Reception and Impact

Surrounded Islands drew diverse responses from critics at publications like The New York Times, Artforum, and Art in America and from civic actors including Mayor of Miami offices and environmental NGOs such as Sierra Club. Supporters linked the work to urban revitalization initiatives affecting Wynwood and to cultural tourism encompassing venues like Bayside Marketplace and Vizcaya Museum and Gardens. Critics raised concerns paralleling debates around projects by Robert Smithson and policy disputes familiar from Love Canal activism, prompting congressional briefings in which stakeholders from Florida Legislature and federal agencies participated. The artists’ meticulous documentation—photographs by Jean-Michel Folon and portfolios held at Guggenheim Museum Bilbao and Centre Pompidou—helped solidify the work’s international reputation, influencing subsequent environmental art by practitioners such as Maya Lin and Olafur Eliasson.

Conservation and Legacy

Although the installation was dismantled after the predetermined exhibition period, monitoring programs initiated by the artists’ team continued in partnership with Florida Department of Environmental Protection and academic centers including University of Miami and Florida International University.
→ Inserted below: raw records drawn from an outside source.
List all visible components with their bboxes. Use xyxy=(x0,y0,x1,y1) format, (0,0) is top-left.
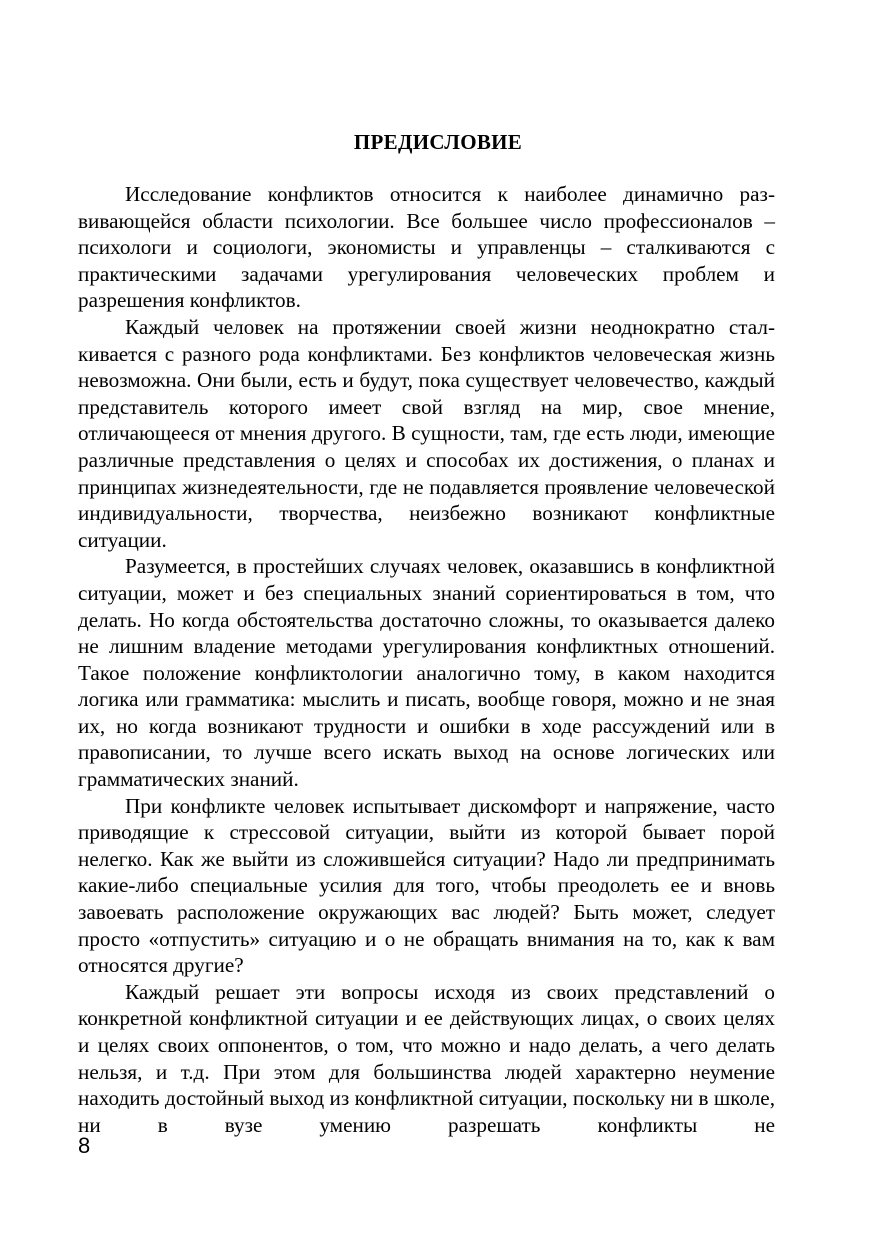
paragraph-3: Разумеется, в простейших случаях человек, оказавшись в конфликтной ситуации, может и без специальных знаний сориентироваться в том, что делать. Но когда обстоятельства достаточно сложны, то оказывается далеко не лишним владение методами урегулирования конфликтных отношений. Такое положение конфликтологии аналогично тому, в каком находится логика или грамматика: мыслить и писать, вообще говоря, можно и не зная их, но когда возникают трудности и ошибки в ходе рассуждений или в правописании, то лучше всего искать выход на основе логических или грамматических знаний. xyxy=(78,554,775,792)
paragraph-2: Каждый человек на протяжении своей жизни неоднократно сталкивается с разного рода конфликтами. Без конфликтов человеческая жизнь невозможна. Они были, есть и будут, пока существует человечество, каждый представитель которого имеет свой взгляд на мир, свое мнение, отличающееся от мнения другого. В сущности, там, где есть люди, имеющие различные представления о целях и способах их достижения, о планах и принципах жизнедеятельности, где не подавляется проявление человеческой индивидуальности, творчества, неизбежно возникают конфликтные ситуации. xyxy=(78,314,775,552)
page-title: ПРЕДИСЛОВИЕ xyxy=(353,130,523,154)
page-number: 8 xyxy=(78,1133,91,1158)
body-text xyxy=(78,181,775,1138)
paragraph-4: При конфликте человек испытывает дискомфорт и напряжение, часто приводящие к стрессовой ситуации, выйти из которой бывает порой нелегко. Как же выйти из сложившейся ситуации? Надо ли предпринимать какие-либо специальные усилия для того, чтобы преодолеть ее и вновь завоевать расположение окружающих вас людей? Быть может, следует просто «отпустить» ситуацию и о не обращать внимания на то, как к вам относятся другие? xyxy=(78,793,775,978)
paragraph-5: Каждый решает эти вопросы исходя из своих представлений о конкретной конфликтной ситуации и ее действующих лицах, о своих целях и целях своих оппонентов, о том, что можно и надо делать, а чего делать нельзя, и т.д. При этом для большинства людей характерно неумение находить достойный выход из конфликтной ситуации, поскольку ни в школе, ни в вузе умению разрешать конфликты не xyxy=(78,979,775,1137)
paragraph-1: Исследование конфликтов относится к наиболее динамично развивающейся области психологии. Все большее число профессионалов – психологи и социологи, экономисты и управленцы – сталкиваются с практическими задачами урегулирования человеческих проблем и разрешения конфликтов. xyxy=(78,182,775,313)
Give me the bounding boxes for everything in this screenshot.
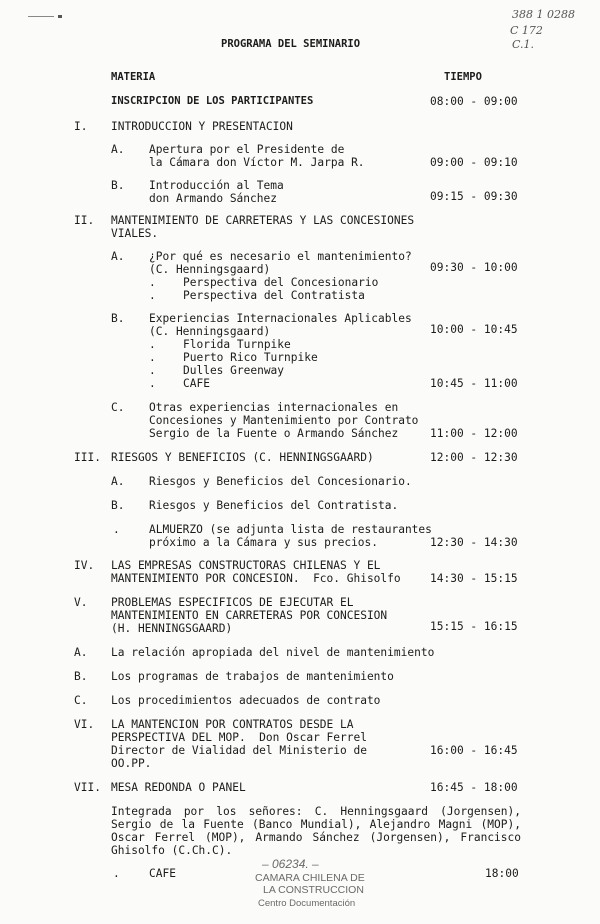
section-title: LA MANTENCION POR CONTRATOS DESDE LA [111, 718, 354, 731]
column-header-materia: MATERIA [111, 71, 156, 83]
bullet-text: Florida Turnpike [183, 338, 291, 351]
stamp-line: LA CONSTRUCCION [263, 884, 364, 896]
item-text: (C. Henningsgaard) [149, 263, 271, 276]
item-text: próximo a la Cámara y sus precios. [149, 536, 379, 549]
item-marker: B. [111, 179, 125, 192]
item-text: don Armando Sánchez [149, 192, 277, 205]
item-text: La relación apropiada del nivel de mantenimiento [111, 646, 435, 659]
item-text: Apertura por el Presidente de [149, 143, 345, 156]
time-slot: 08:00 - 09:00 [430, 95, 518, 108]
bullet-text: CAFE [183, 377, 210, 390]
item-marker: A. [111, 250, 125, 263]
scan-mark [28, 16, 54, 17]
column-header-tiempo: TIEMPO [444, 71, 482, 83]
page-title: PROGRAMA DEL SEMINARIO [221, 38, 361, 50]
section-title: LAS EMPRESAS CONSTRUCTORAS CHILENAS Y EL [111, 559, 381, 572]
item-text: Experiencias Internacionales Aplicables [149, 312, 412, 325]
section-title: Director de Vialidad del Ministerio de [111, 744, 367, 757]
item-text: (C. Henningsgaard) [149, 325, 271, 338]
time-slot: 09:15 - 09:30 [430, 190, 518, 203]
scan-mark [58, 15, 62, 18]
item-marker: B. [74, 670, 88, 683]
section-title: MANTENIMIENTO POR CONCESION. Fco. Ghisolfo [111, 572, 401, 585]
item-text: Introducción al Tema [149, 179, 284, 192]
section-title: MESA REDONDA O PANEL [111, 781, 246, 794]
section-number: III. [74, 451, 101, 464]
item-text: Sergio de la Fuente o Armando Sánchez [149, 427, 399, 440]
section-title: PERSPECTIVA DEL MOP. Don Oscar Ferrel [111, 731, 367, 744]
stamp-line: CAMARA CHILENA DE [255, 872, 365, 884]
panel-participants: Integrada por los señores: C. Henningsgaard (Jorgensen), Sergio de la Fuente (Banco Mundial), Alejandro Magni (MOP), Oscar Ferrel (MOP), Armando Sánchez (Jorgensen), Francisco Ghisolfo (C.Ch.C). [111, 805, 521, 857]
item-text: Otras experiencias internacionales en [149, 401, 399, 414]
time-slot: 18:00 [485, 867, 519, 880]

Data informed mangrove restoration projects coordinated with Miami-Dade County Parks, Recreation and Open Spaces and conservation plans related to Biscayne Bay Aquatic Preserve and Everglades National Park. Surrounded Islands remains represented in archives at institutions such as Smithsonian Institution and in collections at Pérez Art Museum Miami, influencing public art policy at municipalities like City of Key West and inspiring pedagogical case studies at universities including Yale School of Art and Harvard Graduate School of Design.